Aos cinco anos os ouvidos atentam para no ar pescar os sons, os
olhos as imagens e no embaralhamento dos dois, os tons que colorirá o barro
seco de nossa alma, ainda, sem cor, imaturo.
As noites para Tarcísio eram sempre assustadoras. Os sons e
imagens eram mais intensos. No seu quarto a escuridão lhe era companheira. A
fresta de luz que vinha do quarto dos seus pais, como laço incontrolável em
busca de alguns olhos para se mostrar, ia direto para os seus.

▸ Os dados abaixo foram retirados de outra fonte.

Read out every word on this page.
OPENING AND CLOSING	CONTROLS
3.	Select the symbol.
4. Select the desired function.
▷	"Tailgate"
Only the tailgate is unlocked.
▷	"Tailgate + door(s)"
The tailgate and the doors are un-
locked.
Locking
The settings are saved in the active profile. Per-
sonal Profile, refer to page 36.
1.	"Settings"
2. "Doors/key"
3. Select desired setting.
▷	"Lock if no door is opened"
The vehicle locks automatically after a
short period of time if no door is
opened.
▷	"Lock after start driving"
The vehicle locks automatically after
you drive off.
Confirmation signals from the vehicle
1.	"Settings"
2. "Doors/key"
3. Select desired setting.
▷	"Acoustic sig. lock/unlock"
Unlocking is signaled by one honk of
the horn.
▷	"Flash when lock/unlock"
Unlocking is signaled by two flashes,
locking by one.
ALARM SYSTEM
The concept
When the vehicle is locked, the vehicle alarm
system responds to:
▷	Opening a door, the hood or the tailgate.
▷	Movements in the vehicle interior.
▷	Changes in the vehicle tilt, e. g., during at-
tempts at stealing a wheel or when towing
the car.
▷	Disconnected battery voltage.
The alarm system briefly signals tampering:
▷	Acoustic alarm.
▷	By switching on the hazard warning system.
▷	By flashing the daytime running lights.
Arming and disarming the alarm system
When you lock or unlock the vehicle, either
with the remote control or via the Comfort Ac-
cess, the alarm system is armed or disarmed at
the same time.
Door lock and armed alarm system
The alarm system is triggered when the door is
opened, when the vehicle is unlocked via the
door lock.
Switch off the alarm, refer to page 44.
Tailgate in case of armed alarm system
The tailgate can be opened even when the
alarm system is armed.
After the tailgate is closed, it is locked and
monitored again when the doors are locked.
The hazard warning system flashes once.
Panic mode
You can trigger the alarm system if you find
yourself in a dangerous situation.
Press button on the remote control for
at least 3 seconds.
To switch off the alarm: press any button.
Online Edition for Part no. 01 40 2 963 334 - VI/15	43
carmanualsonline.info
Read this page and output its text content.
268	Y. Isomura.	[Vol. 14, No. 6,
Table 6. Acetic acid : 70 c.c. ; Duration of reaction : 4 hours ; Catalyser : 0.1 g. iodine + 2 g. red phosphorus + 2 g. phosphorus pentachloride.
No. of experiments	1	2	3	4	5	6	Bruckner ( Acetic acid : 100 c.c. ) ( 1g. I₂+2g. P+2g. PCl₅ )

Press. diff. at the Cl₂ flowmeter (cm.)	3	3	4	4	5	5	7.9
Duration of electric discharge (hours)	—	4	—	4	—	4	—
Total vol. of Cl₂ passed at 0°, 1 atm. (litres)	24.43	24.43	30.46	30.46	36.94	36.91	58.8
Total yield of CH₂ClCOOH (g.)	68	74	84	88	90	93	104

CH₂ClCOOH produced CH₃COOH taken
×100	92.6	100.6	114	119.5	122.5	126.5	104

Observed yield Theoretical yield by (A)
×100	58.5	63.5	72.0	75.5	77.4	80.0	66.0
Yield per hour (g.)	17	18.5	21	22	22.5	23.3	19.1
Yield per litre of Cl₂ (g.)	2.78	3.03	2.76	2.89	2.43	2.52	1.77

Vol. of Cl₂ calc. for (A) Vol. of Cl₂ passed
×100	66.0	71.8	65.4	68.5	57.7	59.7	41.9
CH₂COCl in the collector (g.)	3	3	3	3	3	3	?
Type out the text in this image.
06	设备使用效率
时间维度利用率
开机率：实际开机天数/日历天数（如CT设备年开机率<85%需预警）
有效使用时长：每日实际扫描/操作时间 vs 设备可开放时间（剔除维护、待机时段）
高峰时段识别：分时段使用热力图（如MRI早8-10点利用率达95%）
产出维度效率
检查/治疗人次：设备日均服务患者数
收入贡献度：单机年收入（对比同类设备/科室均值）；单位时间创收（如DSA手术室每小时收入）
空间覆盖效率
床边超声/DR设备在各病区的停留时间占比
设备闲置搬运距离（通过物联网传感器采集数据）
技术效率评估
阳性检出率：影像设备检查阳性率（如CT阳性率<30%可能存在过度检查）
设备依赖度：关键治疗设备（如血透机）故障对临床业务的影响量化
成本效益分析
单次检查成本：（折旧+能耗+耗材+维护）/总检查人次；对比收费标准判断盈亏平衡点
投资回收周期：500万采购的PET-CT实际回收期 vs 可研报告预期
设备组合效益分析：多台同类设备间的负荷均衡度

Era nessa hora,
onde se fez luz dando claridade ao seu quarto, que o terror aumentava. Como lhe
era doce a escuridão. A luz ia aumentando de intensidade e Tarcísio,
embriagado, se deixava guiar. Pela fresta da porta do quarto dos seus pais, os
sons e imagens eram as fôrmas que ia lhe moldar. Eram sons e imagens doentias
ou os olhos e ouvidos que não estavam preparados? Tarcísio nunca conseguiu
responder, pois recordar as imagens e sons era uma viagem ao terror de si
mesmo. Mas nunca se apaga o que nos marcou profundamente. Seu pai, abruptamente,
sobe em cima de sua mãe, levanta o lençol e se cobrem. A luz só lhe mostra o
contorno dos corpos se mexendo embaixo do lençol. Risos e gemidos se ouvem. De
repente a luz, em flashes, lhe mostra um ser irreconhecível levantando a mão e
enchendo o rosto de sua mãe. O estalido do tapa se confunde com os gemidos de
prazer aos seus ouvidos. A imagem agora só tinha uma cor: o vermelho escarlate
a manchar o lençol. Ele não entendia o por quê chegava aos seus ouvidos a voz
de sua mãe dizendo ao seu pai, várias vezes, o eu te amo. Desse dia em diante,
quando se fazia noite, qualquer sinal de luz, um simples vaga-lume, era um
tormento para Tarcísio.
‘A VIDA AOS TREZE’.
Mesa ébano sem toalha, sobre ela um filete branquíssimo medindo um
palmo, no final um canudo, destes de tomar refrigerantes, cortado ao meio, em
pé, de encontro a um nariz que aspira todo o filete. Tarcísio ouve seus colegas
lhe dizer que ele era o próximo. Até aquele momento, o único pó por ele
aspirado era o pó que saía do tapete de entrada que sua mãe ganhou do seu pai,
em comemoração aos dez anos de casado, quando ela limpava reclamando da vida
dura que levava. Levado pelos outros, como todos adolescentes são, quando não
tem um lar, ou quando tem, não tem uma figura paterna ou materna para espelhar,
Tarcísio foi. Se o crime lhe dá por uma mão, lhe cobra pela outra. E assim
todos os seus amigos foram levados, sem exceção, pela mão que cobra. Perdido e
só, num desses momentos em que o álcool é refúgio, Tarcísio tentava esquecer o
que lhe era estranho e o que não era. Não conseguindo, a escuridão cobria tudo
em sua volta lhe avisando que já era noite.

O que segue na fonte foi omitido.